For a moment as Flora lay, close to sleep, she was with Hannah again at the table. She saw her face: teeth missing, lips gathering elastically over her gums. She had stopped dying her curly hair red and it was wild and white, like Einstein’s. She leaned over her dictionary. Her finger, arthritically curled, nail bitten, pointed at the Cyrillic script as she read out the words. As soon as her lips formed around them, all those soft, low sounds, made for her old, soft mouth, Hannah was transformed into an ancient Russian woman.
She looked at Flora. ‘You have his forehead,’ she announced. ‘Whose?’ Flora asked, frowning, sure that Hannah would say her father’s, as everyone
always did. ‘Oh yes. There, dear, when you scowl. Emil’s. Do you know my friend Emil? You’re very like him.’
Flora was twenty then. She knew that Hannah’s mind was failing, and yet she felt a sudden shift inside her, looking into Hannah’s face.
She does not know me. How can she not know me? She fought the urge to shout, ‘It’s me, Flora—your granddaughter. It’s me, Hannah.’
When Flora woke there was a cup of tea steaming on the bedside table. She could hear the shower, David singing badly. That boy in the photograph, the fair boy on Emil’s shoulders. He didn’t look only like the woman. She reached into the case, which David had lifted onto the floor while she slept, and found the photograph, still at the top of its pile. Yes. He had Emil’s long nose, and something around the eyes.

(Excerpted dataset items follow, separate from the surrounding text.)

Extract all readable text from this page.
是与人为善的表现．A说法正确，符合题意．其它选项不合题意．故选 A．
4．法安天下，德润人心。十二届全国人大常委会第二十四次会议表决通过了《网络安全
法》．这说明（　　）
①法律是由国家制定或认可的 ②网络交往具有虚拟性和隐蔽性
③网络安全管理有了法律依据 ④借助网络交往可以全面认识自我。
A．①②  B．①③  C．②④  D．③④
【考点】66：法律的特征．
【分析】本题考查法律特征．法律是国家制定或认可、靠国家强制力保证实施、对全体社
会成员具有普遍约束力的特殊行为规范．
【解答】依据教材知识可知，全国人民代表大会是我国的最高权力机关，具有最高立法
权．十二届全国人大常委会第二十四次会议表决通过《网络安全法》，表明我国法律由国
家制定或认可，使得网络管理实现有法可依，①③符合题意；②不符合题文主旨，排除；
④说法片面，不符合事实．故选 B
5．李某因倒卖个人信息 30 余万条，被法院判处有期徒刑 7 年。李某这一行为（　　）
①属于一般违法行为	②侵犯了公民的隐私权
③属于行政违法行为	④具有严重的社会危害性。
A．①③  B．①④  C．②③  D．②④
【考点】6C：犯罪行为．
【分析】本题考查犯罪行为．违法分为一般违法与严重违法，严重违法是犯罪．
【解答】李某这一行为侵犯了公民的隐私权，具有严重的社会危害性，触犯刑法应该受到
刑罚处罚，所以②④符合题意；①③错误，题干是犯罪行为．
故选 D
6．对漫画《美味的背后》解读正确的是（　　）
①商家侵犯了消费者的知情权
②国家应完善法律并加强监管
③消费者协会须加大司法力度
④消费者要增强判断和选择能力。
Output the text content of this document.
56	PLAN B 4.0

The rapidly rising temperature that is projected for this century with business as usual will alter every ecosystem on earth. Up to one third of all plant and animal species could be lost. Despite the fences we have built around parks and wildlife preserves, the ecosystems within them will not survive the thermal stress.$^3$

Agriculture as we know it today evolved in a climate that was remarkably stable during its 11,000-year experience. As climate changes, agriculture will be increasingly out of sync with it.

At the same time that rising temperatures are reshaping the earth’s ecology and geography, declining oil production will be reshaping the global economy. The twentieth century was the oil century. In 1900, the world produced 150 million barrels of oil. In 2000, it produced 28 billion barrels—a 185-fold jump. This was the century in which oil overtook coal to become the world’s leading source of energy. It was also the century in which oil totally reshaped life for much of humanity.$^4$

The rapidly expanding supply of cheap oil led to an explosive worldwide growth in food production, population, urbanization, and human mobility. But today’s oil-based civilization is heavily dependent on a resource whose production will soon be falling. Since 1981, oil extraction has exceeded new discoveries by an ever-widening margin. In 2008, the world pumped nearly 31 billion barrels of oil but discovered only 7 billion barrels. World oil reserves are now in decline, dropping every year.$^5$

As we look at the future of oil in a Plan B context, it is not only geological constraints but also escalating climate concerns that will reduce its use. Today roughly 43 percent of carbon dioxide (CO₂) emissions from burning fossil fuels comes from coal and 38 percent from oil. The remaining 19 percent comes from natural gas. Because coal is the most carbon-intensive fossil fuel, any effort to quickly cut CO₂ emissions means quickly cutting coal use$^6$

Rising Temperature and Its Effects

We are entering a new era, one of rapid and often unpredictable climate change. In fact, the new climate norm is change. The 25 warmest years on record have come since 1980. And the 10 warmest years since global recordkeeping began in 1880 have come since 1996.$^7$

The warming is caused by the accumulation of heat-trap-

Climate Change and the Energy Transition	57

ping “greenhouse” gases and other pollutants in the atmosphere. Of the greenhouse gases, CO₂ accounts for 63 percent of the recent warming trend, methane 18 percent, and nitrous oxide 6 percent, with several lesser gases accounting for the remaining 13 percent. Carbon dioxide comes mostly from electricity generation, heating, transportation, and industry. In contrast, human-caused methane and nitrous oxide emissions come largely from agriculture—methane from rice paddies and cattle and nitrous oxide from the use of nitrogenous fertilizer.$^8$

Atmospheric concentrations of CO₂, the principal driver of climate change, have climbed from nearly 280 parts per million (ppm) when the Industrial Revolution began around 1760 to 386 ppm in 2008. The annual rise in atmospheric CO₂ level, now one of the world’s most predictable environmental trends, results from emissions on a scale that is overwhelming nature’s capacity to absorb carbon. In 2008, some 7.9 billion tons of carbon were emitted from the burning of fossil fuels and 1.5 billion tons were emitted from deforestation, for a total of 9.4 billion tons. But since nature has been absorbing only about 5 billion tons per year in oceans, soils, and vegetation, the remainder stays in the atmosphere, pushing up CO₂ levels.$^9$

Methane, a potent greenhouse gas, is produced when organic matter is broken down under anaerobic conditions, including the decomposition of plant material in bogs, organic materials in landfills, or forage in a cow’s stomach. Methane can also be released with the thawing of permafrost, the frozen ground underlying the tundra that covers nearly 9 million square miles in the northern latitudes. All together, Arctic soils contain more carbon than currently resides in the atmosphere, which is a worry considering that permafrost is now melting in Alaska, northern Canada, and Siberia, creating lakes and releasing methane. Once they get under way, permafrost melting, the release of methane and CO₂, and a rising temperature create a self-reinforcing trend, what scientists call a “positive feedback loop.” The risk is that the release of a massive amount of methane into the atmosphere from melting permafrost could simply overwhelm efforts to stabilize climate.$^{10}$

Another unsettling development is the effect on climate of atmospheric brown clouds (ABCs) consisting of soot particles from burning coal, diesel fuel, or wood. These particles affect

She eased herself onto the floor into a patch of morning light next to the suitcase. She took out the wooden box and placed its contents on the carpet next to her, along with the jacket. She felt in the pockets of the jacket and found the source of the tobacco smell, lifted the packet to her face, opened the flap briefly so as not to let it all out at once, breathed it in. A half-packet of tobacco. The one Emil had never finished, had not had time to finish. She tucked the tobacco back inside the pocket and laid the jacket across her lap, put the green plate on top of it and on that the tape, the key, the medals, the compass. She rolled the little globe lightly on her palm. She was not the only one, then, to love small things. It was the most perfect, exquisite little object, its tininess reminding her of what a globe was: a gorgeously intricate miniature of the whole world of people and places and life. And it brought a new knowledge of herself, of her habits and loves having old precedents, that made her skin prickle.
The thought she had lost the night before returned, complete. The tobacco, half-finished, these few silent objects. Somehow, every moment of their lives might be here, in her hands, in her lap. Not just in Hannah’s pages, but in these medals that rattled on the enamel plate, this globe with its fading colours.